How to delete duplicate Lync Contacts or Lync Contacts folders

Friday, June 6, 2014
A bug in previous versions of the Lync 2013 client caused Lync contacts to be duplicated in the Exchange Lync Clients folder. This makes it very annoying to work with contacts in Outlook, OWA, and mobile devices.



I wrote in an earlier article, Fix for Excessive Duplicate Contacts, that describes how to delete these contacts or folders using OWA or earlier versions of Outlook. This was possible because these older versions did not respect the flag that defines the Lync Contacts folder as a protected folder, like Inbox or Drafts.

You could use MFCMAPI to delete protected folders, as shown below, but this can be cumbersome if you have to do it to many mailboxes -- not to mention the fact that you need to grant yourself full access to the target mailbox(es).


A better solution is to have the end-users do it themselves using OWA in Light mode. OWA Light bypasses the protected folder check and allows end users to delete some or all of the Lync contacts, or the entire Lync Contacts folder itself. The best part is that this works from all versions of OWA, even Office 365!
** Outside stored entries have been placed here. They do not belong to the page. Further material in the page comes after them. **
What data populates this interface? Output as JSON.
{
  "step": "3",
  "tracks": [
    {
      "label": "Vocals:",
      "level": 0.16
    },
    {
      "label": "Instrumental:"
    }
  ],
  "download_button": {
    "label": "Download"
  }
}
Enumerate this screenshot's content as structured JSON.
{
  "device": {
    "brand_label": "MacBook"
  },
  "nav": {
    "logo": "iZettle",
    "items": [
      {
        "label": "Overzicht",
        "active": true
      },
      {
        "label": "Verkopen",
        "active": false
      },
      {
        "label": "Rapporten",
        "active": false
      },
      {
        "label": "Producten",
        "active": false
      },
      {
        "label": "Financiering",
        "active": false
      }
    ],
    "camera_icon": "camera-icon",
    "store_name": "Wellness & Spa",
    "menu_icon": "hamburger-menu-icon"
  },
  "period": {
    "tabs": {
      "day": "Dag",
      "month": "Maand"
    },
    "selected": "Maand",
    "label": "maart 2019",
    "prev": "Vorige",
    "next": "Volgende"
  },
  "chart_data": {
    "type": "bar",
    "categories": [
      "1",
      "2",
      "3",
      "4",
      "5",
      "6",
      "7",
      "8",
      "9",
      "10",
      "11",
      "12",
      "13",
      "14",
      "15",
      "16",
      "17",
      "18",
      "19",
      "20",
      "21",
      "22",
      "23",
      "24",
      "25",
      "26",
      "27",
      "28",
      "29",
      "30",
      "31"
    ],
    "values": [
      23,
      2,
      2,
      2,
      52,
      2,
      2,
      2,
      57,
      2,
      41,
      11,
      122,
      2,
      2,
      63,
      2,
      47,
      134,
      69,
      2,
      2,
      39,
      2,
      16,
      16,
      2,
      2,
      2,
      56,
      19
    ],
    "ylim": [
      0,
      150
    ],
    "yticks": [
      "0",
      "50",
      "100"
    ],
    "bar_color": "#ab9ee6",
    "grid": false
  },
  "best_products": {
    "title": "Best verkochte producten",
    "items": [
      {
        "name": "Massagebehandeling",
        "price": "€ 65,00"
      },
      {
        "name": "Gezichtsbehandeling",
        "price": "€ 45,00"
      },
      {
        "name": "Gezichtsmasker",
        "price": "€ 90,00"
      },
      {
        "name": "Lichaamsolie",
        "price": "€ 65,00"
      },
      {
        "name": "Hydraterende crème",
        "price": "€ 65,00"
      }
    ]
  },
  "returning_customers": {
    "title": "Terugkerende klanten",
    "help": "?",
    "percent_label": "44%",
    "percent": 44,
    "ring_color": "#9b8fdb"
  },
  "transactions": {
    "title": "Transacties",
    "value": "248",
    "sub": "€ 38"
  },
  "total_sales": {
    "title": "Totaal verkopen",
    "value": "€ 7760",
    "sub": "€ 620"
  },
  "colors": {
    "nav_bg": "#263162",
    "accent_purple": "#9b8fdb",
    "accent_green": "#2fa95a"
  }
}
All you need to do is send a URL to the end-users to login to OWA Light with the steps to delete the folder or contacts:
https://outlook.office365.com/owa/?exsvurl=1&layout=light&wa=wsignin1.0
Replace outlook.office365.com with your organization's OWA FQDN, if necessary. By following this specially crafted URL, users can enter OWA Light to clean it up without affecting their current OWA Premium experience.

From OWA Light select the Contacts folder on the left pane. To delete the duplicate Lync Contacts folder click the link for Manage Contacts Folders, then click the Choose folder to delete drop down list and delete the duplicate folder.


If the user wants to delete Lync contacts from an existing folder, select the Lync Contacts folder and use the checkboxes to select them or use the checkbox at the top to select all the contacts displayed. Then click Delete.


Hopefully this will help those of you who were unable to delete these duplicates because you were running a newer version of Outlook 2013 or OWA. Special thanks to Greyson Mitchem for the tip.